Elbette ki “türban” konusu bir kişisel özgürlük sorunudur. Ama kadınların toplumsal yaşama katılması için vazgeçilemez olduğu iddia edilen bu “kişisel özgürlük” kullanımının, başka kadınların istedikleri gibi giyinme özgürlüklerine nasıl zarar verdiğini de göz ardı etmemeliyiz.
Siverek’te ortaya çıkan “Bayanlar Parkı” uygulaması, kadınlarımızın en temel özgürlüklerinin nasıl bir tehdit altında olduğunu gösteriyor.
Bir tür alarm zili çalıyor, uyanın!
Pilavla zerde, kaşığı da bende
GALATASARAY Lisesi’ni bitirmiş, mühendis olmuş ve çok büyük bir inşaat şirketinin genel müdürlüğüne kadar yükselmiş bir komşum var.
Arkadaş canlısı, hoş sohbet, yan yana evlerde oturmaktan mutlu olduğum bir komşum.
Geçtiğimiz pazar günü misafirleriyle birlikte evinin bahçesinde Galatasaray’ın şampiyonluğunu kutladılar.
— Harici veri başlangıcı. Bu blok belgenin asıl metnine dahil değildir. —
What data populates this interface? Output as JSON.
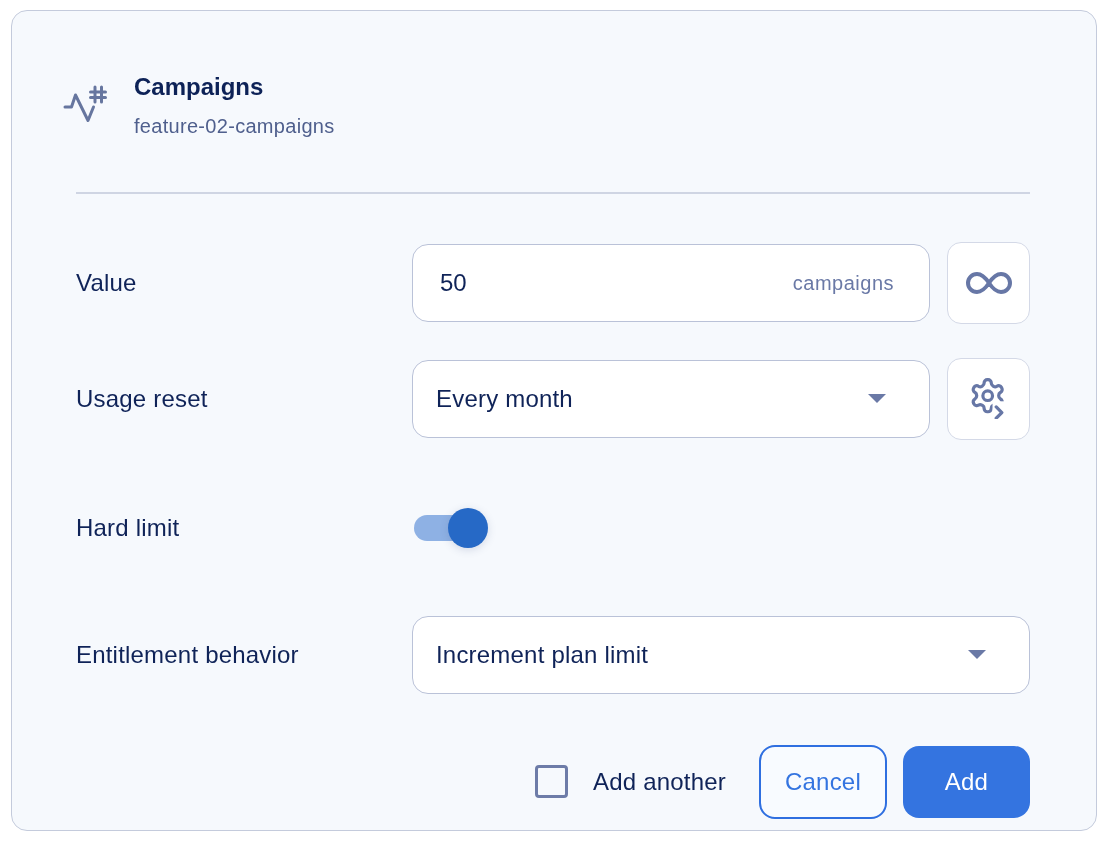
{
  "header": {
    "title": "Campaigns",
    "subtitle": "feature-02-campaigns"
  },
  "fields": [
    {
      "kind": "number",
      "label": "Value",
      "value": "50",
      "unit": "campaigns",
      "side_button": {
        "kind": "unlimited"
      }
    },
    {
      "kind": "select",
      "label": "Usage reset",
      "value": "Every month",
      "side_button": {
        "kind": "settings"
      }
    },
    {
      "kind": "toggle",
      "label": "Hard limit",
      "on": true
    },
    {
      "kind": "select",
      "label": "Entitlement behavior",
      "value": "Increment plan limit"
    }
  ],
  "footer": {
    "add_another": {
      "label": "Add another",
      "checked": false
    },
    "buttons": [
      {
        "kind": "secondary",
        "label": "Cancel"
      },
      {
        "kind": "primary",
        "label": "Add"
      }
    ]
  }
}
Seslerden anlayabildiğim kadarıyla misafirlerden biri de geçen haftaya kadar Galatasaray yöneticisiydi.
Sabahın erken saatlerinden, akşamın geç saatlerine kadar aynı müzik CD’sini dinlediler.
Komşumun gelişmiş bir müzik zevki ve klasik müzik kültürü var. Ama bu kez çalınan CD Galatasaray’ın şampiyonluğu için alelacele piyasaya sürülmüş bir üründü.
O gün komşumun misafirleri ve civar evlerde oturan bizler en az 20 kere “Bir baba hindi” diye başlayan ve son derece kötü bir koro tarafından seslendirilen bir tribün tezahüratını dinledik.
Bizim evdeki kalabalık bir Fenerbahçeli arkadaş topluluğu ile birlikte “eski açık 6 desene”ye başlayabilirdik ama komşumun keyfi kaçmasın diye buna izin vermedim.
Fenerbahçeli Tuncay Şanlı, Galatasaray maçının ardından tribünlerdeki seyircilerle beraber “bir baba hindi” tezahüratı yaptığında onu eleştirenlerin biri de bendim.
Ama artık bu eleştirimi geri alıyorum.
Demek ki Türkiye’de futbol konusu en okumuş yazmışlarımız için bile “bir baba hindi” düzleminden öteye bir anlam ifade etmiyor.
Ve bütün mesele, hindinin bir sezon boyunca kaç kere inip, kaç kere bindiği ile ilgili!
Sülün Osman rahmet istedi!
BUGÜNÜN gençleri Sülün Osman adını belki hiç duymamışlardır ama bizim çocukluğumuz onun marifetlerini dinleyerek, gazetelerde okuyarak geçti.
Sülün Osman, belki de dünyanın gelmiş geçmiş en büyük dolandırıcısıydı.
Haydarpaşa Garı’nı, Beyazıt ve Galata Kuleleri’ni “pazarlar”, çoğu Anadolu’dan İstanbul’a yeni gelmiş saf vatandaşlara bazen bir kol saati bazen de bir yemek parasına bu “malları” satardı.
Çocukken ona çok kızardım ama büyüdükçe şunu anladım: Eğer birisi sizi dolandırabiliyorsa, bu esas olarak sizin onu dolandırma çabanızdan kaynaklanır.
Haydarpaşa Garı’nı bir kol saati karşılığında satın almak isteyenin gerçek amacı “ticaret yapmak” değil, “mal sahibini” kandırmak ya da onun zor durumundan istifade ederek çok pahalı bir malı bedavaya kapatmaktır!
Başbakan’ın Berlin’de, İslami Holdingler ile ilgili olarak giriştiği ağız kavgasını izlerken Sülün Osman’a da rahmet okudum.
Ortada somut hiçbir yatırım yokken, hayali projelere “ortak olarak” birikmiş paralarıyla hiçbir yerde olamayacak “kár paylarını” alacaklarını düşünenler ile Sülün Osman’ın kurbanları arasında benzerlikler buldum.
Biliyorum birçok kişi bunun için bana kızacak ama bu konularda esas olan şudur: Kendi düşen ağlamamalı!